Cette Polynésienne, diplômée en sciences politiques puis en management, est passée par la French Tech Polynésie et est active, ces dernières années, à Paris, dans le conseil aux entreprises, notamment en matière de développement durable. Elle prendra en septembre les rênes d’une délégation que le Pays, après de sérieux errements de gestion, s’est efforcé de restructurer, et qui était privée de cheffe de service depuis la fin de l’année dernière. Un sujet de notre partenaire Radio 1 Tahiti.

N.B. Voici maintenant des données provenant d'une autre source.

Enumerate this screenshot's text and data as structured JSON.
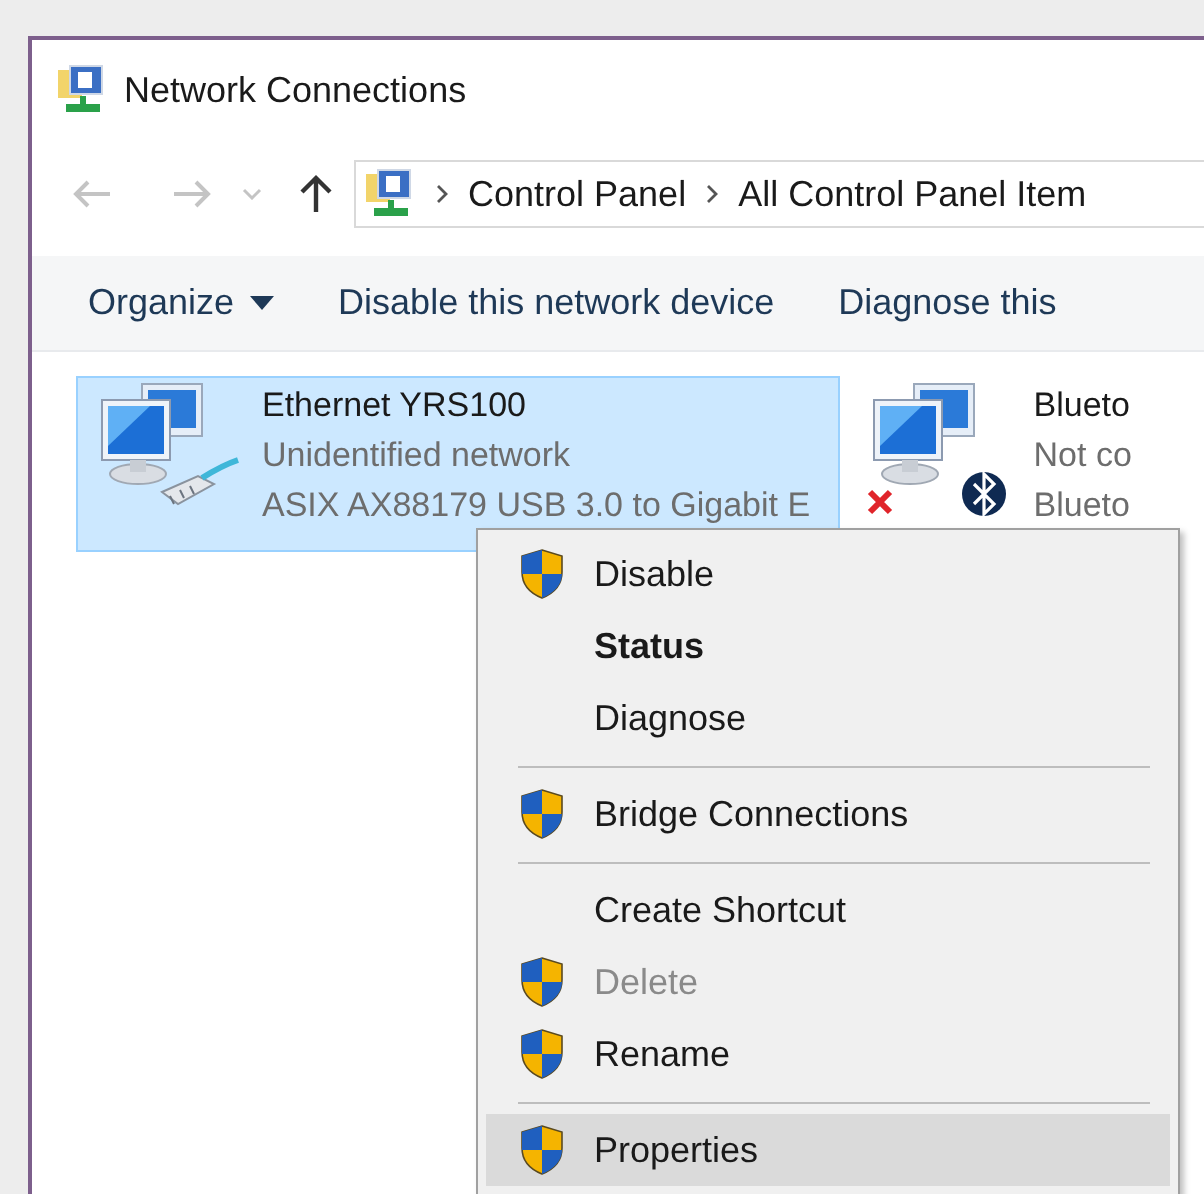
{
  "window": {
    "title": "Network Connections"
  },
  "address_bar": {
    "crumbs": [
      "Control Panel",
      "All Control Panel Item"
    ]
  },
  "toolbar": [
    {
      "label": "Organize",
      "dropdown": true
    },
    {
      "label": "Disable this network device",
      "dropdown": false
    },
    {
      "label": "Diagnose this",
      "dropdown": false
    }
  ],
  "connections": [
    {
      "name": "Ethernet YRS100",
      "status": "Unidentified network",
      "device": "ASIX AX88179 USB 3.0 to Gigabit E",
      "kind": "ethernet",
      "selected": true
    },
    {
      "name": "Blueto",
      "status": "Not co",
      "device": "Blueto",
      "kind": "bluetooth",
      "selected": false
    }
  ],
  "context_menu": [
    {
      "kind": "item",
      "label": "Disable",
      "shield": true,
      "bold": false,
      "disabled": false,
      "selected": false
    },
    {
      "kind": "item",
      "label": "Status",
      "shield": false,
      "bold": true,
      "disabled": false,
      "selected": false
    },
    {
      "kind": "item",
      "label": "Diagnose",
      "shield": false,
      "bold": false,
      "disabled": false,
      "selected": false
    },
    {
      "kind": "separator"
    },
    {
      "kind": "item",
      "label": "Bridge Connections",
      "shield": true,
      "bold": false,
      "disabled": false,
      "selected": false
    },
    {
      "kind": "separator"
    },
    {
      "kind": "item",
      "label": "Create Shortcut",
      "shield": false,
      "bold": false,
      "disabled": false,
      "selected": false
    },
    {
      "kind": "item",
      "label": "Delete",
      "shield": true,
      "bold": false,
      "disabled": true,
      "selected": false
    },
    {
      "kind": "item",
      "label": "Rename",
      "shield": true,
      "bold": false,
      "disabled": false,
      "selected": false
    },
    {
      "kind": "separator"
    },
    {
      "kind": "item",
      "label": "Properties",
      "shield": true,
      "bold": false,
      "disabled": false,
      "selected": true
    }
  ]
}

Maireraurii Sue a été nommée cheffe de service de la délégation de la Polynésie française à Paris à compter du 1ᵉʳ septembre. La représentation hexagonale du Pays n’avait plus de chef désigné depuis novembre dernier, et le départ de Sarah Teriitaumihau, qui a pris la tête du service de communication de la présidence.

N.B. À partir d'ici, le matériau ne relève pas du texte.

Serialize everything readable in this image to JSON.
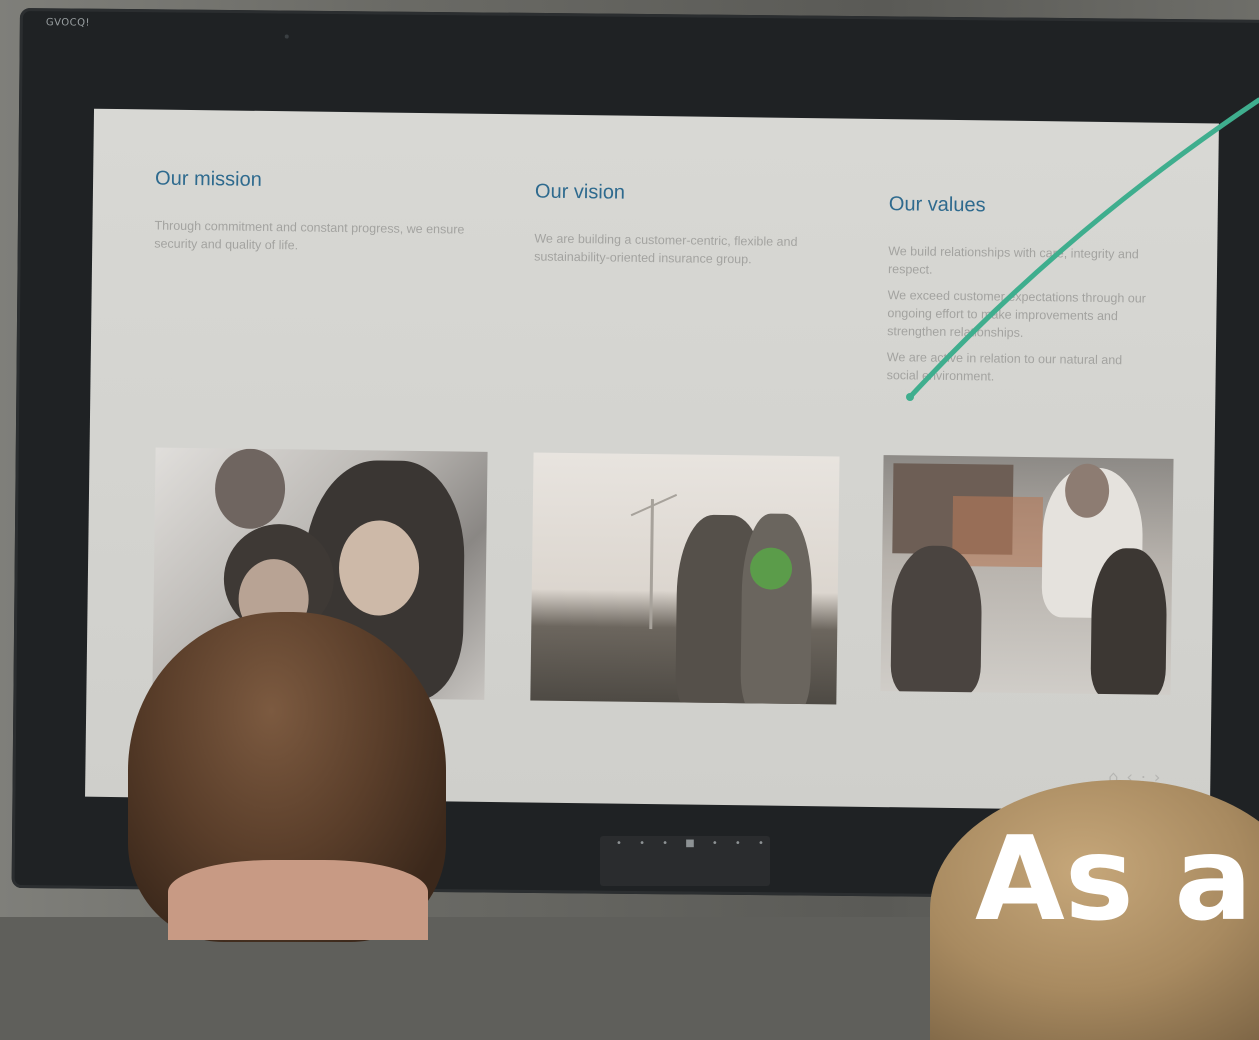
{
  "monitor": {
    "brand": "GVOCQ!"
  },
  "slide": {
    "mission": {
      "heading": "Our mission",
      "text": "Through commitment and constant progress, we ensure security and quality of life."
    },
    "vision": {
      "heading": "Our vision",
      "text": "We are building a customer-centric, flexible and sustainability-oriented insurance group."
    },
    "values": {
      "heading": "Our values",
      "items": [
        "We build relationships with care, integrity and respect.",
        "We exceed customer expectations through our ongoing effort to make improvements and strengthen relationships.",
        "We are active in relation to our natural and social environment."
      ]
    },
    "nav_icons": [
      "home-icon",
      "prev-icon",
      "next-icon"
    ]
  },
  "overlay": {
    "text": "As a",
    "accent_color": "#3fae8e"
  }
}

C’est justement le cabinet de la présidence qui gérait directement le service, dont le coût, l’efficacité et le fonctionnement ont été régulièrement interrogés ces dernières années, par la chambre territoriale des comptes, dans des rapports internes, ou dans le débat politique à Papeete.

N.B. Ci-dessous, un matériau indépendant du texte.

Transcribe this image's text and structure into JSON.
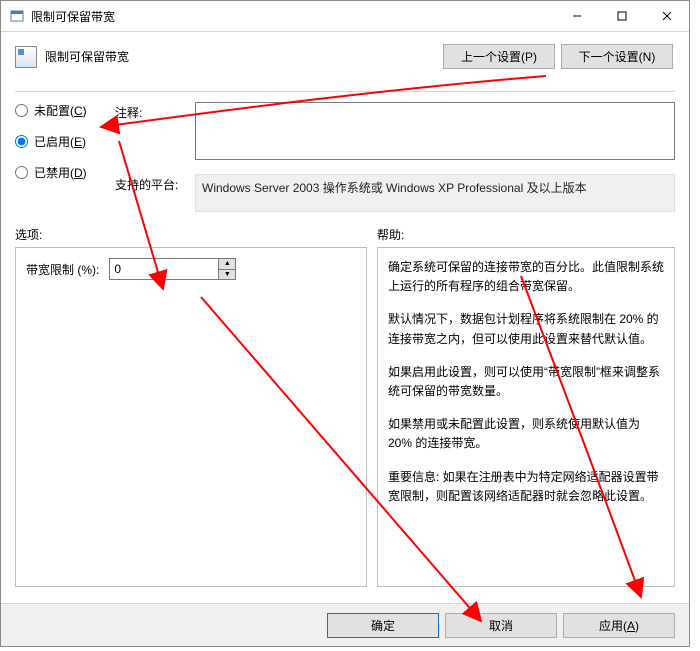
{
  "window": {
    "title": "限制可保留带宽"
  },
  "header": {
    "title": "限制可保留带宽",
    "prev_btn": "上一个设置(P)",
    "next_btn": "下一个设置(N)"
  },
  "radios": {
    "not_configured": "未配置(",
    "not_configured_u": "C",
    "enabled": "已启用(",
    "enabled_u": "E",
    "disabled": "已禁用(",
    "disabled_u": "D",
    "close_paren": ")"
  },
  "labels": {
    "comment": "注释:",
    "platform": "支持的平台:",
    "options": "选项:",
    "help": "帮助:"
  },
  "platform_text": "Windows Server 2003 操作系统或 Windows XP Professional 及以上版本",
  "options": {
    "bandwidth_label": "带宽限制 (%):",
    "bandwidth_value": "0"
  },
  "help": {
    "p1": "确定系统可保留的连接带宽的百分比。此值限制系统上运行的所有程序的组合带宽保留。",
    "p2": "默认情况下，数据包计划程序将系统限制在 20% 的连接带宽之内，但可以使用此设置来替代默认值。",
    "p3": "如果启用此设置，则可以使用“带宽限制”框来调整系统可保留的带宽数量。",
    "p4": "如果禁用或未配置此设置，则系统使用默认值为 20% 的连接带宽。",
    "p5": "重要信息: 如果在注册表中为特定网络适配器设置带宽限制，则配置该网络适配器时就会忽略此设置。"
  },
  "footer": {
    "ok": "确定",
    "cancel": "取消",
    "apply": "应用(",
    "apply_u": "A",
    "apply_close": ")"
  }
}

Fin novembre 2025, un arrêté avait été adopté pour « simplifier » son organisation, recentrer la délégation sur ses missions principales, mieux encadrer ses agents, et ses dépenses, notamment en matière de prise en charge des élus de passage… Et mettre son statut en cohérence avec ses effectifs : 13 agents aujourd’hui, dont un responsable administratif et financier fraichement recruté, contre une trentaine au moment de la dernière réforme statutaire, en 2011.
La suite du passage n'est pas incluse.